Little Miss Helen, a shark stolen from the San Antonio Aquarium over the weekend, was found alive and has been returned to its home, according to the San Antonio Express-News. Surveillance footage captured a man lifting the sixteen-inch female horn shark, who is less than a year old, out of her interactive tide pool exhibit with a net. She was then smuggled out of the aquarium in a baby stroller as dozens of non-shark-stealing onlookers milled about.

After Miss Helen was taken from her tank, the sharknapper took her into a back room at the aquarium, where he was joined by another man. The pair dumped a bucket that was filled with bleach solution into a nearby water tank (aquarium employees had to work to stop the 5 percent bleach solution from damaging other wildlife) and placed Miss Helen into the bucket. Meanwhile, surveillance footage showed a woman, who was carrying a child, nonchalantly walking away from the escape stroller. Seamlessly, the her two accomplices placed the bucket in the lower part of the stroller and walked it to the parking lot. According to KSAT, employees quickly realized what was happening and called the police, then followed the dripping baby stroller into the parking lot. But they couldn’t catch the thieves before they put Miss Helen in the vehicle and drive away.

“When we first got the call, we thought it was kind of a hoax being that it was Shark Week last week,” Leon Valley Police Chief Joseph Salvaggio told KSAT. “But it turns out someone actually went inside the aquarium there in Leon Valley and stole a horn shark.”

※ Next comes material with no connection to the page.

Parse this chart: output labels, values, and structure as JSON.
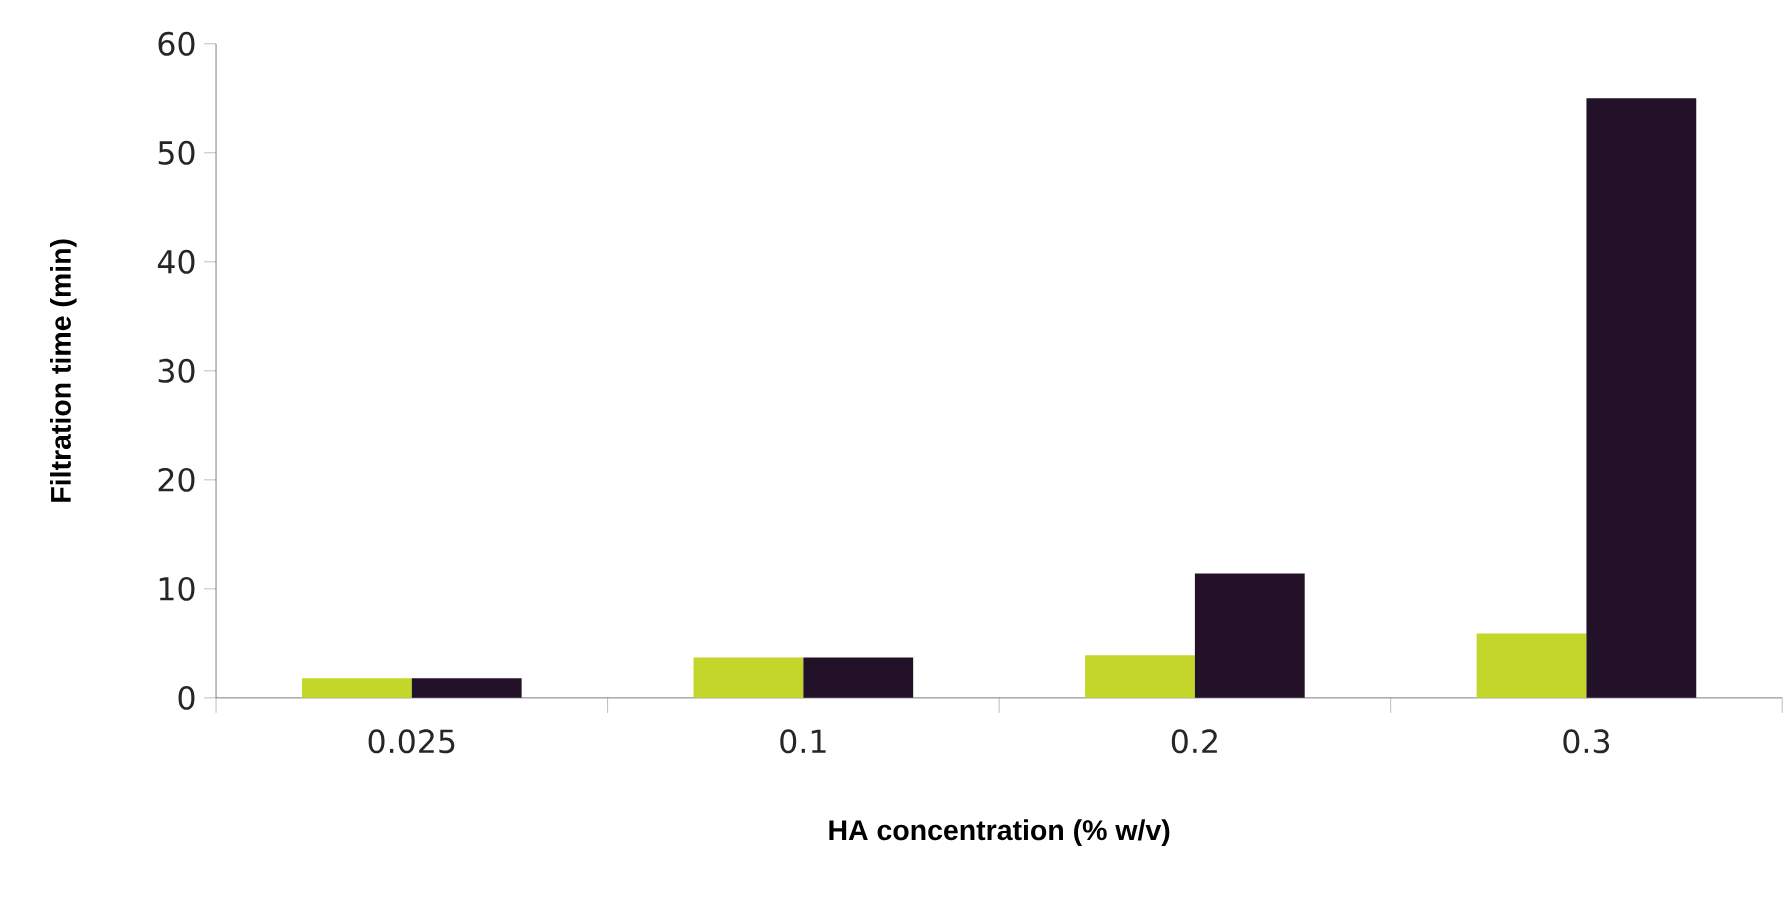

The bizarre shark heist drew national news coverage, and police were quickly able to identify some of the suspects. After tracing the getaway truck, they obtained a search warrant to look for the shark at the home of 38-year-old Antone Shannon, who let them inside and took them straight to the shark. Salvaggio told the Express-News that Shannon showed them a fake receipt for Helen, but it was “obviously doctored and the gig was up.” Shannon confessed and faces a felony theft charge.

Remarkably, the shark was fine. An aquarium employee accompanied police into Shannon’s home and found Miss Helen “thriving,” according to WOAI. Shannon reportedly had a large marine aquarium habitat in his garage, holding a lot of different animals. He told police that he had a horn shark that recently died, and wanted Miss Helen as a replacement. “Luckily the thief was someone who knew what he was doing,” Salvaggio said.

The other two suspects in the surveillance footage are expected to face charges as well, Salvaggio told the Express-News. The woman will reportedly meet with police Tuesday for questioning. Their names have not yet been released to the public.

The aquarium’s assistant husbandry director, Jamie Shank, removed Miss Helen from Shannon’s tank for inspection after her perilous journey. “I am so, so happy that we got her back, and she’s healthy. She appears very healthy,” she said at a press conference on Monday night. “I was devastated when I found out that it happened. And now that we actually have her here, I’m overjoyed. I cannot believe what she’s been through. She’s a little fighter, she’s a survivor—I’m very proud of her.”